— Сегодня утром приходил Дьедонне Адоль…
Вернувшись к реальности, Селестина сочла нужным потребовать уточнений:
— Чего он хотел?
— Он выдает замуж свою дочь… за Ипполита Доло… Он пригласил нас всех пятерых на помолвку, которая состоится завтра у них дома.
— И ты согласился?
Возмущенный тон его жены заставил Элуа оторваться от своей тарелки.
— Конечно! Почему я должен был отказаться? Адоли — близкие друзья. Я очень люблю Пимпренетту, и мы будем единственными приглашенными.
— И тебя не смущает, что ты будешь присутствовать на свадьбе девушки, которая разбила сердце твоего сына?
— Какого сына?
— Бруно.
— В самом деле у меня был мальчик с таким именем, но он умер, и я запрещаю мне о нем говорить!
Селестина быстро перекрестилась.
— Тебе не стыдно говорить такое? Небо покарает тебя!
— Оставь меня вместе с небом в покое!
— Во всяком случае, я уж точно не буду обнимать эту маленькую потаскушку, которая предпочла мелкого хулигана Ипполита моему Бруно!
— Твой Бруно — ничтожество! Я понимаю Пимпренетту и одобряю, что она не захотела выходить замуж за того, кто является позором своей семьи!
— Потому что он хотел остаться честным, вместо того чтобы стать тюремной добычей, как мы?

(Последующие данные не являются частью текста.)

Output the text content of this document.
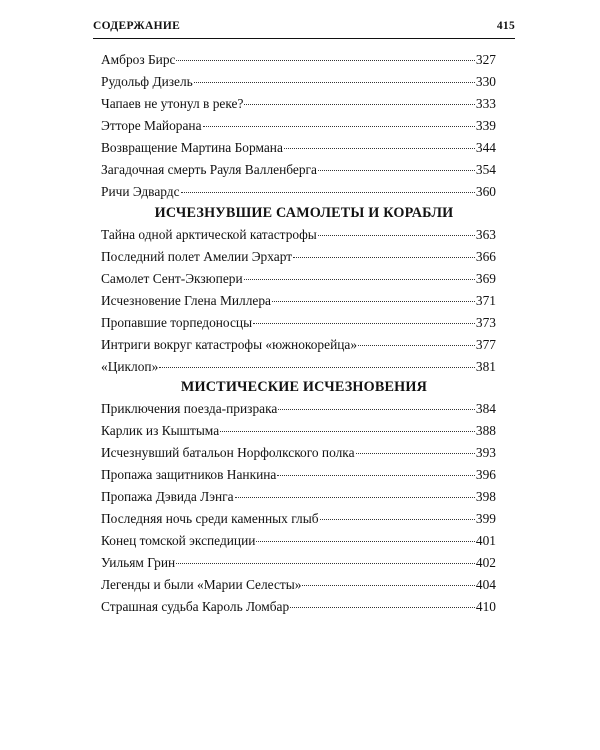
СОДЕРЖАНИЕ	415
Амброз Бирс	327
Рудольф Дизель	330
Чапаев не утонул в реке?	333
Этторе Майорана	339
Возвращение Мартина Бормана	344
Загадочная смерть Рауля Валленберга	354
Ричи Эдвардс	360
ИСЧЕЗНУВШИЕ САМОЛЕТЫ И КОРАБЛИ
Тайна одной арктической катастрофы	363
Последний полет Амелии Эрхарт	366
Самолет Сент-Экзюпери	369
Исчезновение Глена Миллера	371
Пропавшие торпедоносцы	373
Интриги вокруг катастрофы «южнокорейца»	377
«Циклоп»	381
МИСТИЧЕСКИЕ ИСЧЕЗНОВЕНИЯ
Приключения поезда-призрака	384
Карлик из Кыштыма	388
Исчезнувший батальон Норфолкского полка	393
Пропажа защитников Нанкина	396
Пропажа Дэвида Лэнга	398
Последняя ночь среди каменных глыб	399
Конец томской экспедиции	401
Уильям Грин	402
Легенды и были «Марии Селесты»	404
Страшная судьба Кароль Ломбар	410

Маспи Великий побледнел, как полотно.
— Ты приняла его сторону!
— Конечно! Бруно прав! Может быть, ты теперь и мне укажешь на дверь?
Элуа после разрыва с друзьями был готов к любым предательствам, но чтобы его собственная жена… спутница и хороших, и плохих дней… Его гнев уступил место всепоглащающему унынию. Вместо криков и оскорблений, которые все уже были готовы услышать, он ограничился вздохом и произнес безнадежным голосом:
— Когда эти ничтожества, которых я принимал за друзей, за братьев, меня покинули, я был уверен, что не смогу опуститься ниже. Я ошибался! Мне пришлось узнать, что моя супруга… мать моих детей… укусила руку, которая ее кормит… предала того, кто всегда ее поддерживал, — меня!
Каждое обидное слово переворачивало чувствительную душу Селестины, и она уже готовилась к публичному покаянию, но муж не оставил ей для этого времени. Сорвав салфетку с шеи, он поднялся.
— Я больше так не могу… Прежде я бы, возможно, всех перерезал… но теперь у меня больше нет ни сил… ни желания. Раз уж я всем приношу горе, если все настроены против меня…
Дедушка, рассеянно слушавший вполуха эти слова, преисполненные благородного смирения, буднично прервал своего сына:
— Элуа… у тебя мясо так остынет!
Это гастрономическое предупреждение несколько остудило его лирический порыв, который должен был бы заставить раскаявшуюся Селестину броситься к ногам своего мужа. Маспи Великий лишь устало пожал плечами.